Coincidentemente, há duas semanas, o C.D. Howe Institute anunciou com toda pompa os resultados do estudo Inovação, Competição e Crescimento: Uma Perspectiva Schumpeteriana na Economia Canadense, comandado pelo economista Peter Howitt, da Universidade Brown, localizada no estado americano de Rhode Island. A receita para o Canadá continuar crescendo? “O pais precisa se engajar em um processo de desenlvovimento econômico e inovação permanente”, escreve Howitt.
A idéia de Destruição Criativa, lembra McCraw, foi utilizada recentemente de modo enviesado no âmbito político tanto por neo-conservadores quanto por liberais intervencionistas para justificar a invasão do Iraque. “No fim trata-se exatamente do oposto da ideia Schumpeteriana. A aventura no Iraque está mais próxima do conceito Maoísta de destruir primeiro para que a construção venha naturalmente, após a terra-arrasada. Na China, o resultado foi desastroso. E não é coincidência o fato de que a geração de Deng Xiaoping e seus sucessores tenham encontrado justamente no modelo de economia de mercado Shumpeteriano, que valoriza a inovação, o empreendimento e a criação de crédito”.

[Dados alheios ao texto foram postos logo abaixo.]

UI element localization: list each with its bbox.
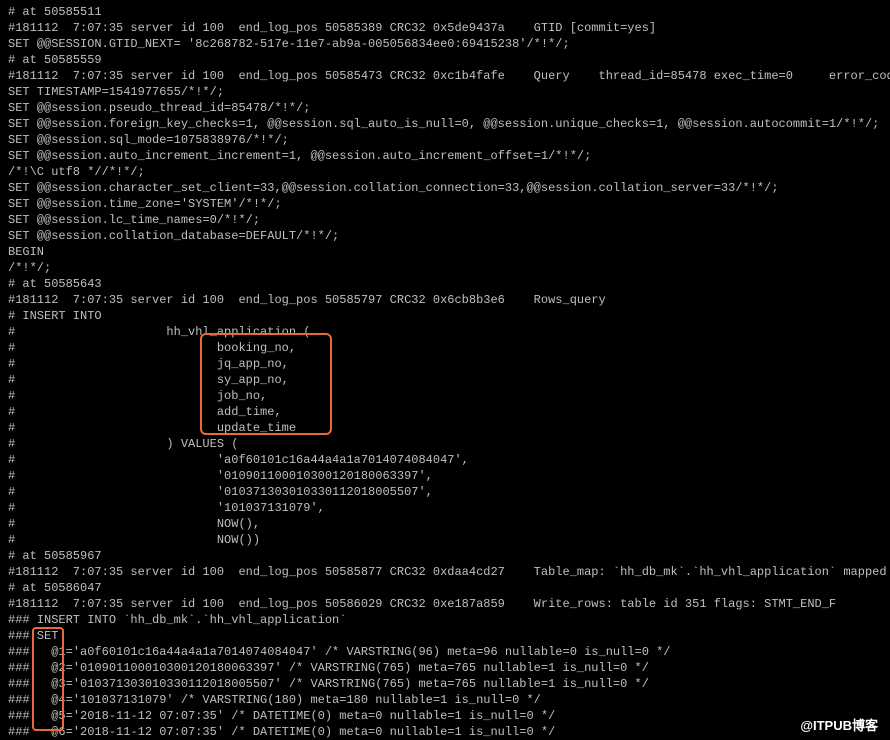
terminal-line: # NOW(),	[8, 516, 882, 532]
terminal-line: ### @5='2018-11-12 07:07:35' /* DATETIME…	[8, 708, 882, 724]
terminal-line: /*!*/;	[8, 260, 882, 276]
terminal-line: SET @@SESSION.GTID_NEXT= '8c268782-517e-…	[8, 36, 882, 52]
terminal-line: # update_time	[8, 420, 882, 436]
terminal-line: #181112 7:07:35 server id 100 end_log_po…	[8, 292, 882, 308]
terminal-line: SET @@session.auto_increment_increment=1…	[8, 148, 882, 164]
terminal-line: # INSERT INTO	[8, 308, 882, 324]
terminal-line: BEGIN	[8, 244, 882, 260]
terminal-line: ### @2='010901100010300120180063397' /* …	[8, 660, 882, 676]
terminal-line: # at 50586047	[8, 580, 882, 596]
terminal-line: ### @4='101037131079' /* VARSTRING(180) …	[8, 692, 882, 708]
terminal-line: #181112 7:07:35 server id 100 end_log_po…	[8, 596, 882, 612]
terminal-line: SET @@session.collation_database=DEFAULT…	[8, 228, 882, 244]
terminal-line: # 'a0f60101c16a44a4a1a7014074084047',	[8, 452, 882, 468]
terminal-line: # add_time,	[8, 404, 882, 420]
terminal-line: # '010371303010330112018005507',	[8, 484, 882, 500]
terminal-line: SET @@session.character_set_client=33,@@…	[8, 180, 882, 196]
terminal-line: SET @@session.sql_mode=1075838976/*!*/;	[8, 132, 882, 148]
terminal-line: ### INSERT INTO `hh_db_mk`.`hh_vhl_appli…	[8, 612, 882, 628]
terminal-line: # jq_app_no,	[8, 356, 882, 372]
watermark-label: @ITPUB博客	[800, 718, 878, 734]
terminal-line: # ) VALUES (	[8, 436, 882, 452]
terminal-line: ### @3='010371303010330112018005507' /* …	[8, 676, 882, 692]
terminal-line: # NOW())	[8, 532, 882, 548]
terminal-line: ### @6='2018-11-12 07:07:35' /* DATETIME…	[8, 724, 882, 740]
terminal-line: # '010901100010300120180063397',	[8, 468, 882, 484]
terminal-line: #181112 7:07:35 server id 100 end_log_po…	[8, 20, 882, 36]
terminal-line: # sy_app_no,	[8, 372, 882, 388]
terminal-line: # at 50585967	[8, 548, 882, 564]
terminal-line: # booking_no,	[8, 340, 882, 356]
terminal-line: SET @@session.time_zone='SYSTEM'/*!*/;	[8, 196, 882, 212]
terminal-line: #181112 7:07:35 server id 100 end_log_po…	[8, 564, 882, 580]
terminal-line: # hh_vhl_application (	[8, 324, 882, 340]
terminal-line: ### @1='a0f60101c16a44a4a1a7014074084047…	[8, 644, 882, 660]
terminal-line: #181112 7:07:35 server id 100 end_log_po…	[8, 68, 882, 84]
terminal-line: # job_no,	[8, 388, 882, 404]
terminal-output: # at 50585511#181112 7:07:35 server id 1…	[0, 0, 890, 740]
terminal-line: # at 50585643	[8, 276, 882, 292]
terminal-line: SET TIMESTAMP=1541977655/*!*/;	[8, 84, 882, 100]
terminal-line: SET @@session.lc_time_names=0/*!*/;	[8, 212, 882, 228]
terminal-line: SET @@session.pseudo_thread_id=85478/*!*…	[8, 100, 882, 116]
terminal-line: # at 50585511	[8, 4, 882, 20]
terminal-line: SET @@session.foreign_key_checks=1, @@se…	[8, 116, 882, 132]
terminal-line: /*!\C utf8 *//*!*/;	[8, 164, 882, 180]
terminal-line: # '101037131079',	[8, 500, 882, 516]
terminal-line: # at 50585559	[8, 52, 882, 68]
terminal-line: ### SET	[8, 628, 882, 644]
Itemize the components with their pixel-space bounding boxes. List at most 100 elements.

McCraw aponta em The Prophet of Innovation uma lacuna na atual formação dos economistas norte-americanos, alguns dos quais fadados a assumir posições importantes no comando da maior potência do planeta: a total falta de interesse pela história dos grandes pensadores econômicos. “Os cursos de pós-graduação em Economia hoje, com poucas exceções, são reféns de um matematicismo vazio, mais focados na precisão do que em lidar com as questões do mundo real. Um estudante típico consegue resolver equações sofisticadíssimas, se debruça constantemente sobre fórmulas e gráficos dos mais variados, mas não se vê desafiado a desenvolver sua sensibilidade para tratar das grandes questões do Capitalismo da era da Internet”, diz. Nada mais distante do que o Joseph Schumpeter que renasce nesta impressionante biografia, um homem preocupado, acima de tudo, em humanizar o seu campo de trabalho. Ou, como resume Lawrwence H. Summers, secertário do Tesouro do governo Clinton e outra estrela de Harvard: “McCraw dá aqui a medida de um homem fundamental para o Século XXI, ou melhor, o Século de Schumpeter”.